Vidas que não pararam, mas que se reduziram; que se tornaram de bolha e "de práticas repetidas em quase todas as famílias". É assim que a jornalista Rita Marrafa de Carvalho descreve aquilo que se poderá ver no seu mais recente documentário, "Um Dia Num Ano de Pandemia", realizado em parceria com o também jornalista Miguel Teixeira, e que põe as pessoas no papel de protagonista.

Espalhadas por todo o País, são pessoas que, continuando ou não a fazer os seus trabalhos, permanecem confinadas e à espera de que tudo passe. Enquanto não passa, readaptam-se.

Prova disso é o facto de a recolha das imagens ter começado a 16 de fevereiro, no Carnaval. "A 15 de fevereiro, pedimos às pessoas, através das nossas redes sociais, que filmassem as rotinas do dia seguinte, mesmo que as achassem desinteressante", até porque, continua, "a vida não tem de ser sempre interessante". Num dos vídeos, via o paradigma dessa readaptação: crianças que não deixaram de festejar o Carnaval, mas em casa.

A SIDA em Portugal. "Havia uma forte culpabilização interna e uma vergonha castradora"
A SIDA em Portugal. "Havia uma forte culpabilização interna e uma vergonha castradora"
Ver artigo

No mesmo apelo, pediu que nada fosse encenado para que o resultado fosse o mais "fiel possível". "Quando há uma câmara intrusiva e um ser externo, com um jornalista ou um documentarista, a realidade que transparece para o ecrã é sempre filtrada. Quando as pessoas se filmam a elas próprias e aos seus, há um relaxamento. São mais naturais e mais descomprometidas", explica à MAGG.

Essa naturalidade, que assemelha à da vida, era a que lhe interessava captar.

"Recebemos mais de 630 vídeos vindos de pessoas do Norte ao Sul do País, homens, mulheres, jovens, velhos, empregados, desempregados, pessoas que trabalham na agricultura, em cafés, que estão em teletrabalho, músicos... Passámos a ter uma parafernália daquilo que era a vida chata e confinada, através de pessoas que representam vários quadrantes da sociedade portuguesa", refere.

Do resultado final fazem parte 50 minutos cronológicos em que, diz, a linha narrativa é a vida das pessoas, "que por vezes desabafavam para as câmaras e noutras vezes fazem a sua rotina enquanto se filmam."

O novo documentário de Rita Marrafa de Carvalho sobre a vida em suspenso durante o confinamento

Nesse exercício cíclico, há lugares comuns que vão surgindo uma e outra vez, como as janelas de casa e que, com os olhos postos no horizonte das ruas que se mesclam e se cruzam entre si, permitem à imaginação a viagem possível de que ficámos impossibilitados de fazer.
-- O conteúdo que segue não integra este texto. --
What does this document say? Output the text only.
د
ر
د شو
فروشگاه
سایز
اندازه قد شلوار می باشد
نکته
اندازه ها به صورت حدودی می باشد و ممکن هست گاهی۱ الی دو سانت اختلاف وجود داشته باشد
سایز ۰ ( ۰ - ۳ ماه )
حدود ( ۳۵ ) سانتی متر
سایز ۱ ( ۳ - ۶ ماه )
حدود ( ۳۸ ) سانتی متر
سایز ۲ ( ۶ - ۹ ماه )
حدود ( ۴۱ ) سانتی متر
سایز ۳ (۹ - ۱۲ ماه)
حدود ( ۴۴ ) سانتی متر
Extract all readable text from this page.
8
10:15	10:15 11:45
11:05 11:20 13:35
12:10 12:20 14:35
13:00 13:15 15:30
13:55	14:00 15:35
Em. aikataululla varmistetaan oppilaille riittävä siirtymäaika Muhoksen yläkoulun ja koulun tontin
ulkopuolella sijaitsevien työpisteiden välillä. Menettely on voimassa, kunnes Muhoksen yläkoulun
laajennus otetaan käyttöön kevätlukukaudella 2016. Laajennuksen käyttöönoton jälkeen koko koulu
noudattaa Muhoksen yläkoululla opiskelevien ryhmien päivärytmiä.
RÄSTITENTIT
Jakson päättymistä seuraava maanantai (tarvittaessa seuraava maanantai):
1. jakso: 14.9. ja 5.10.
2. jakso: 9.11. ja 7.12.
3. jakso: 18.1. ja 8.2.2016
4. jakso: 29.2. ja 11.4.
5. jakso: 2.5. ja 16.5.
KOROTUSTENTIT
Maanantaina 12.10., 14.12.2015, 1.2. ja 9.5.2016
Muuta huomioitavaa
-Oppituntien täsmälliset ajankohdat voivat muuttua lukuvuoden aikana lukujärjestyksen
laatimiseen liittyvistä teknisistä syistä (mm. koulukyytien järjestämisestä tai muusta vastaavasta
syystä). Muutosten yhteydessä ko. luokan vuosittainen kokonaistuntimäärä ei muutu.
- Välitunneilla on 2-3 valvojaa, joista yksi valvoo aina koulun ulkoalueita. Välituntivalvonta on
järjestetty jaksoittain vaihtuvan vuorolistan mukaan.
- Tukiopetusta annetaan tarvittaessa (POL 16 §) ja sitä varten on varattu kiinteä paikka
Mas há também relatos das vicissitudes que a vida em pandemia fez imperar, como o testemunho de uma mulher, responsável por um café em Estremoz, que explica que o consumo de café em casa aumentou de tal maneira que deixou de haver o suficiente para abastecer os minimercados.

"Não nos lembramos destas coisas, que não são dramáticas, mas que representam as pequenas mudanças de quotidiano e de práticas devido a um segundo confinamento", que só esta segunda-feira, 15, começou a ser aligeirado.

"As pessoas estão a precisar de se sentir representadas quando olham para a televisão"

"Um Dia Num Ano de Pandemia", diz Rita Marrafa de Carvalho, é um documentário que aborda a pandemia sem que o foco esteja naqueles que a combatem na linha da frente, nem nos doentes que vivem o drama de sentir no corpo uma doença que, sabemos bem, faz estragos. "É uma representação de quem está à espera", reforça, resultando num "exercício sociologicamente curioso porque nos mostra o quão somos bichos de hábitos."

A estreia do documentário está marcada para as 23h45 da próxima terça-feira, 16 de março, na RTP1. E a escolha da data também não foi ao acaso.

Miguel Teixeira
Miguel Teixeira

O propósito, conta, sempre foi que o documentário fosse para o ar na altura em que "nos recordamos de que, há um ano, se lamentava a primeira morte por COVID-19" no País e, com isso, dar aos espectadores aquilo que sente ter vindo a faltar à televisão nacional desde o início da pandemia: identificação.

"As pessoas estão a precisar de se rever e de se sentirem representadas quando olham para a televisão e veem réplicas da realidade. E esse é um lado que tem faltado: o de quem está longe no combate na área da saúde, mas cuja vida, à semelhança de tantos outros, também foi profundamente alterada."